On the way back along the Snake I looked at those mysterious stalks more closely. The leaves were dry, of course, but when I unrolled them a bit they were fairly oblong but rounded at the stem end. The plants were undoubtedly Dogbanes, Apocynum, but which Dogbane? Those leaves were A. androsaemifolium in shape although maybe a bit more elongated, but the size of the plants, and their location on the shore of a small river were A. cannabinum or even A. sibiricum....  with no flowers or seed pods to look at, I can't tell which. And just to make things even more confusing, there is one more Dogbane, sometimes called A. medium, which may or may not be the hybrid of A. androsaemifolium and A. cannabinum.

The Apocynums are, in other words, variable, and the species appear to intergrade. That's the scientific way of saying they are totally confusing.

Here are a few pictures of A. androsaemifolium. It tends to grow in dryish places such as old fields and woods edges. It likes sun. The plants tend to be about 2' high but can be taller. The flowers are pink, with darker pink stripes inside, and the petals curve back a bit. It has a faint but sweet fragrance and if you pull off a leaf you will see it has a sticky, milky sap. It can form large colonies, from underground stolons, and will if you let it into your garden.

And this is A. cannabinum, or Indian Hemp. Apparently people used to make strong twine from the fibres in the stems.

The flowers are smaller, white or greenish, and do not open as widely as the others. They also stand up above the leaves instead of hanging down below them.

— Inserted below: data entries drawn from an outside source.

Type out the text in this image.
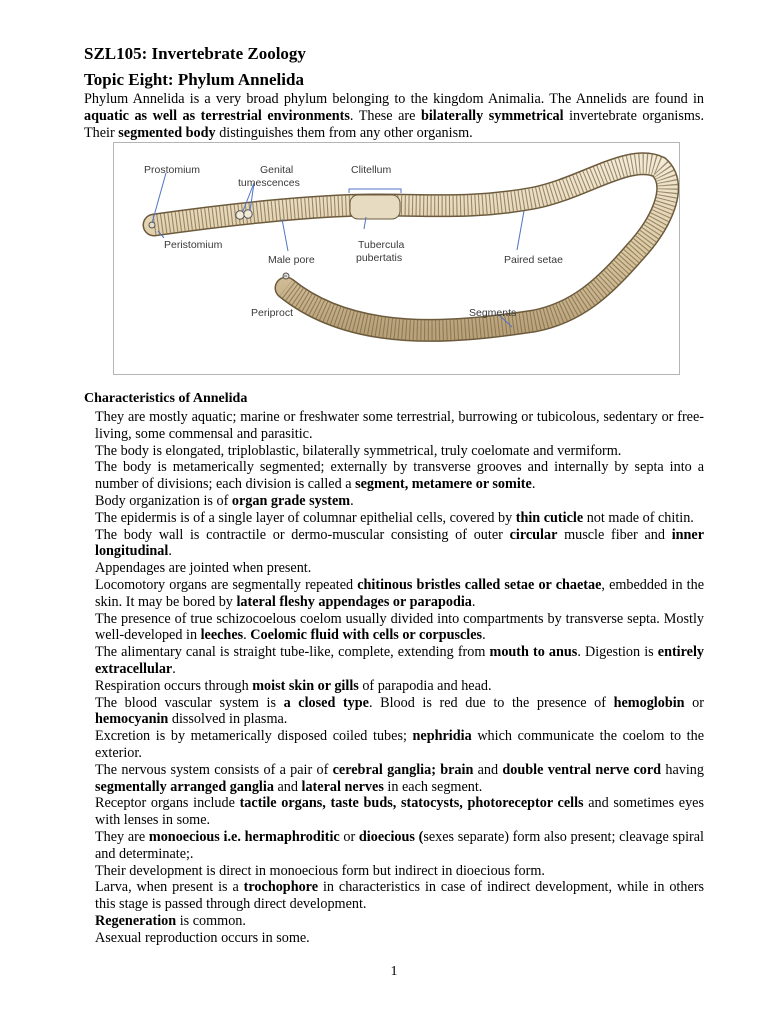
SZL105: Invertebrate Zoology
Topic Eight: Phylum Annelida
Phylum Annelida is a very broad phylum belonging to the kingdom Animalia. The Annelids are found in aquatic as well as terrestrial environments. These are bilaterally symmetrical invertebrate organisms. Their segmented body distinguishes them from any other organism.
Prostomium	Genital
tumescences
Clitellum
Peristomium
Male pore
Tubercula
pubertatis	Paired setae
Periproct	Segments
Characteristics of Annelida

They are mostly aquatic; marine or freshwater some terrestrial, burrowing or tubicolous, sedentary or free-living, some commensal and parasitic.

The body is elongated, triploblastic, bilaterally symmetrical, truly coelomate and vermiform.

The body is metamerically segmented; externally by transverse grooves and internally by septa into a number of divisions; each division is called a segment, metamere or somite.

Body organization is of organ grade system.

The epidermis is of a single layer of columnar epithelial cells, covered by thin cuticle not made of chitin.

The body wall is contractile or dermo-muscular consisting of outer circular muscle fiber and inner longitudinal.

Appendages are jointed when present.

Locomotory organs are segmentally repeated chitinous bristles called setae or chaetae, embedded in the skin. It may be bored by lateral fleshy appendages or parapodia.

The presence of true schizocoelous coelom usually divided into compartments by transverse septa. Mostly well-developed in leeches. Coelomic fluid with cells or corpuscles.

The alimentary canal is straight tube-like, complete, extending from mouth to anus. Digestion is entirely extracellular.

Respiration occurs through moist skin or gills of parapodia and head.

The blood vascular system is a closed type. Blood is red due to the presence of hemoglobin or hemocyanin dissolved in plasma.

Excretion is by metamerically disposed coiled tubes; nephridia which communicate the coelom to the exterior.

The nervous system consists of a pair of cerebral ganglia; brain and double ventral nerve cord having segmentally arranged ganglia and lateral nerves in each segment.

Receptor organs include tactile organs, taste buds, statocysts, photoreceptor cells and sometimes eyes with lenses in some.

They are monoecious i.e. hermaphroditic or dioecious (sexes separate) form also present; cleavage spiral and determinate;.

Their development is direct in monoecious form but indirect in dioecious form.

Larva, when present is a trochophore in characteristics in case of indirect development, while in others this stage is passed through direct development.

Regeneration is common.

Asexual reproduction occurs in some.

1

The leaves are longer and narrower than A. androsaemifolium, and the plant is taller, more upright, and much more likely to grow in damp places.

It too forms large colonies.

Both of these Apocynums are fairly common in our area, and both are butterfly food plants. I have not seen A. sibiricum, but it may not grow this far north.

Just to get back to our original subject, forest bathing, here is a shot of Hemlock Cones. There was one large branch hanging over the trail and I took advantage of that, and last year's good cone crop, to get some pictures of Hemlock cones. Usually they are far too high up to photograph.

And the odd holes in the ice above the dam? Turns out they are otter holes. They dig holes where the ice is thin and dive in and look around for fish or crayfish to eat. They have no trouble getting out again.

Now that's bathing!


  1. I find the subtle colours of the winter landscape very soothing. And there is nothing like a walk in the woods to put things in perspective.

  2. You are so right! And that is just what I needed!